Hice una señal a la funcionaria simpática que no me dejó colarme para pagar el franqueo. Esperé otros 40 minutos. Cuando llegó de nuevo mi turno, le pregunté si ya estaba todo y me dijo que sí. Le pedí más sobres y algunos sellos para no tener que volver a verle la puta cara. Me dio siete y siete. Le sonreí, le di las gracias y salí de la oficina de Correos.
Me sentí algo nervioso durante el camino de vuelta. Pensé que no le gustaría tanto la carta como le gustaban las manualidades que le traía del colegio en antiguos Días del Padre, o que no entendería mi letra, o que no la entendería el cartero y el vecino alcohólico del quinto fliparía al leer la entradilla de su hijo neonato.
Aunque eso forma parte de la emoción de los servicios postales.
Tu carta puede extraviarse. Tu carta puede perderse en el limbo de los carteros. O llegar a su destino y terminar sepultada bajo un alud de facturas y folletos publicitarios. Hasta que tu padre vuelve de comprar el pan y se le ocurre vaciar el buzón. Y reconoce tu caligrafía, y se descojona con algún párrafo, y guarda tu carta en su caja para manualidades del Día del Padre. Donde no morirá a no ser que la caja arda. Un texto perenne. Sin imágenes ni limitaciones de caracteres, que me representa mejor que cualquier texto que envío al hiperespacio digital. Mejor que este articuento. Un texto firmado de mi puño y letra reales en el que, escribiéndole a él, me he escrito yo.
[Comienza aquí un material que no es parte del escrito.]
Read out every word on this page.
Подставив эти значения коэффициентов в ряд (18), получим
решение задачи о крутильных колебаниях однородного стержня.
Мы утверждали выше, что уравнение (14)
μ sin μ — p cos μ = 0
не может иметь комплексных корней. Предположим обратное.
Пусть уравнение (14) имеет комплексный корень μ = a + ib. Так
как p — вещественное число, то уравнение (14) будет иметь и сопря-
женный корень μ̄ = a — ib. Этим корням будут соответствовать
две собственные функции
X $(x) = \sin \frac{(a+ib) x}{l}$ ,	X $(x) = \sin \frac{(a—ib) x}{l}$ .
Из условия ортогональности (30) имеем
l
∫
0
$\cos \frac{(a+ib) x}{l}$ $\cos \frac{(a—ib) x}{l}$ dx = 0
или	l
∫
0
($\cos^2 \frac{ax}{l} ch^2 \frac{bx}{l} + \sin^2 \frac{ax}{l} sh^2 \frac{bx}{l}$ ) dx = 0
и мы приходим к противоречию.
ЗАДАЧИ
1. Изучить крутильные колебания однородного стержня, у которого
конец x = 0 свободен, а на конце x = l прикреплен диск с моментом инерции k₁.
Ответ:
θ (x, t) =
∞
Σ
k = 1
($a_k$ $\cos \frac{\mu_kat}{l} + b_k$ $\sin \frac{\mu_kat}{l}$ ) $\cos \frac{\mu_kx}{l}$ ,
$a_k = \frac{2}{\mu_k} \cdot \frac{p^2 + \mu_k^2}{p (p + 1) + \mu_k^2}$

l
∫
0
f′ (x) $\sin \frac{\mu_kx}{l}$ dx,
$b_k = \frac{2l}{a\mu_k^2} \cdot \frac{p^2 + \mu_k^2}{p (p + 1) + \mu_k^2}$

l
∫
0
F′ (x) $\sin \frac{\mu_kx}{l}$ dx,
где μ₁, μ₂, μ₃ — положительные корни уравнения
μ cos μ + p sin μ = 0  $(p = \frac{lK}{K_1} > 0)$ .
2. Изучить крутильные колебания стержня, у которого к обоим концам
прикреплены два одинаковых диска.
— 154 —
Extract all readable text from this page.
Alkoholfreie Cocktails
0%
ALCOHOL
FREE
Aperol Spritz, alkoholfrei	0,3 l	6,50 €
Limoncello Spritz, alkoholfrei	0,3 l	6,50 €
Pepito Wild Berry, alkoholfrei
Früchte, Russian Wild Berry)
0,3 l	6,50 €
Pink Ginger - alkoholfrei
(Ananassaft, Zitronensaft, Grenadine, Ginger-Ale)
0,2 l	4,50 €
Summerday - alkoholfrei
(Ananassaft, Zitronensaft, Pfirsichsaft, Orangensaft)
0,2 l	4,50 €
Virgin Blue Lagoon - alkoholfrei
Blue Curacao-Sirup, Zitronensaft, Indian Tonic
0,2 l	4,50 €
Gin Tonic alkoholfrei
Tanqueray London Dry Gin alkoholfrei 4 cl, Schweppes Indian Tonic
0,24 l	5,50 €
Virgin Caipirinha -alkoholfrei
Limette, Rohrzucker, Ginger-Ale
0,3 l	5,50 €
Puede que todos debamos enviar cartas analógicas cada vez que nos cansemos de las pantallas. Iniciaríamos un movimiento humanístico de autoafirmación del remitente que rebajaría la cotización de Google en Bolsa. Los dueños del buscador nos enviarían correos bomba por Gmail para tratar de disuadirnos y anclarnos al GTalk.
Las explosiones digitales no explotan de verdad, jamás lograrían acabar con nosotros.